Fix ERROR_DS_SEC_DESC_INVALID (0X000020A2) - Security Descriptor Invalid

Quick answer

Run repadmin /showobjmeta to find the object, then use repadmin /setattr with a known-good security descriptor from a backup or a sibling object.

What's going on here?

You're trying to change permissions on an Active Directory object — maybe a user, group, or OU — and you get error 0X000020A2 (ERROR_DS_SEC_DESC_INVALID). The security descriptor attached to that object is corrupt. That's the data structure that controls who can read, write, or modify the object. When it's broken, AD can't figure out what you're allowed to do, so it just blocks the operation.

This usually happens after a bad replication event, a failed script that tried to tweak permissions manually, or a rogue admin tool that wrote garbage into the nTSecurityDescriptor attribute. I've seen it most often on domain controllers after a failed DCPromo or a botched restore from backup.

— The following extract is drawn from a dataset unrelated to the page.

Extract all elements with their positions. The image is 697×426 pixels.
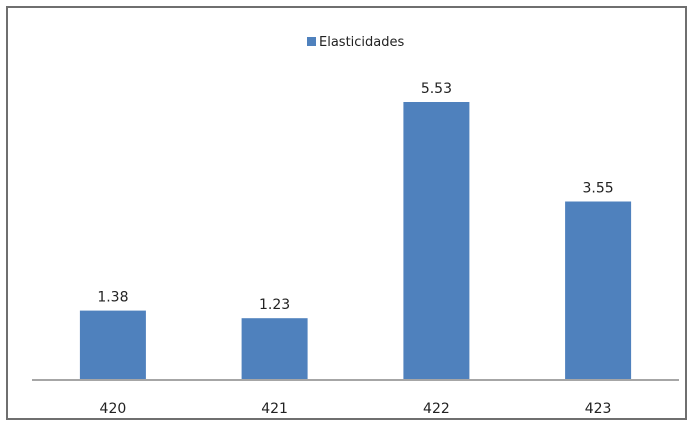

The good news is you don't need to rebuild the whole domain. You just need to replace that corrupt security descriptor with a clean one.

Fix steps

1. Find the broken object. Open Event Viewer on a domain controller, look under Directory Service logs for event ID 1126 or 1127. That will give you the distinguished name (DN) of the object — something like CN=JohnDoe,OU=Users,DC=contoso,DC=com. Write it down.
2. Identify a good security descriptor. You need a reference object that has the same class (user, group, OU) and is in the same container. Pick a working object of the same type. For example, if the broken object is a user in the Users OU, grab another user from the same OU.
3. Open ADSI Edit. Install the AD DS Remote Server Administration Tools if you haven't already. Open adsiedit.msc as Domain Admin. Right-click ADSI Edit in the left pane, choose Connect to, select Default naming context, click OK.
4. Browse to the good object. In the tree, expand the domain, then the container where your good object lives. Right-click the good object, choose Properties.
5. Copy the security descriptor. In the property editor, scroll to nTSecurityDescriptor. Double-click it. The value is a long hex string. Select it all, copy (Ctrl+C). Keep this window open for reference.
6. Browse to the broken object. In the same ADSI Edit tree, find the broken object. Right-click, choose Properties.
7. Paste the good security descriptor. Scroll to nTSecurityDescriptor, double-click it, paste (Ctrl+V) the hex string. Click OK, then click Apply. You should see a success message — no error. If you get an access denied, you're not a Domain Admin or the object is protected by AdminSDHolder.
8. Test. Close ADSI Edit. Open Active Directory Users and Computers, try to modify the object. The error 0X000020A2 should be gone.

Alternative fixes

If you can't find a good object of the same type (e.g., the only broken object is a domain controller object), you can use repadmin to pull the security descriptor from another domain controller in the same site. On a working DC, run:

repadmin /showattr <working-DC-name> <DN-of-broken-object> /atts:nTSecurityDescriptor

That outputs the hex SD. Then on the broken DC (or any DC), apply it with:

repadmin /setattr <any-DC-name> <DN-of-broken-object> nTSecurityDescriptor::<hex-string>

If the object is protected by AdminSDHolder (like an admin account), you need to first disable AdminSDHolder by setting adminCount to 0 on the object, make the change, then re-enable it. Use ADSI Edit to clear adminCount, apply the SD, then set adminCount back to 1.

If replication is the root cause, make sure all DCs are in sync. Run repadmin /syncall /AdeP from an elevated command prompt. If replication fails, you may have deeper issues — check DNS, time sync, and firewall ports.

Prevention tips

Never manually edit nTSecurityDescriptor on AD objects unless you really know what you're doing. If you need to delegate permissions, use the Delegation of Control Wizard in Active Directory Users and Computers — it writes the correct SD every time.

Back up your domain controller system state regularly. If you do mess up a security descriptor, you can restore from backup instead of playing surgical games.

Monitor event ID 1126 and 1127 in Directory Service logs. If they start popping up, you've got a problem brewing. Don't wait — fix it before you need to rebuild the whole domain.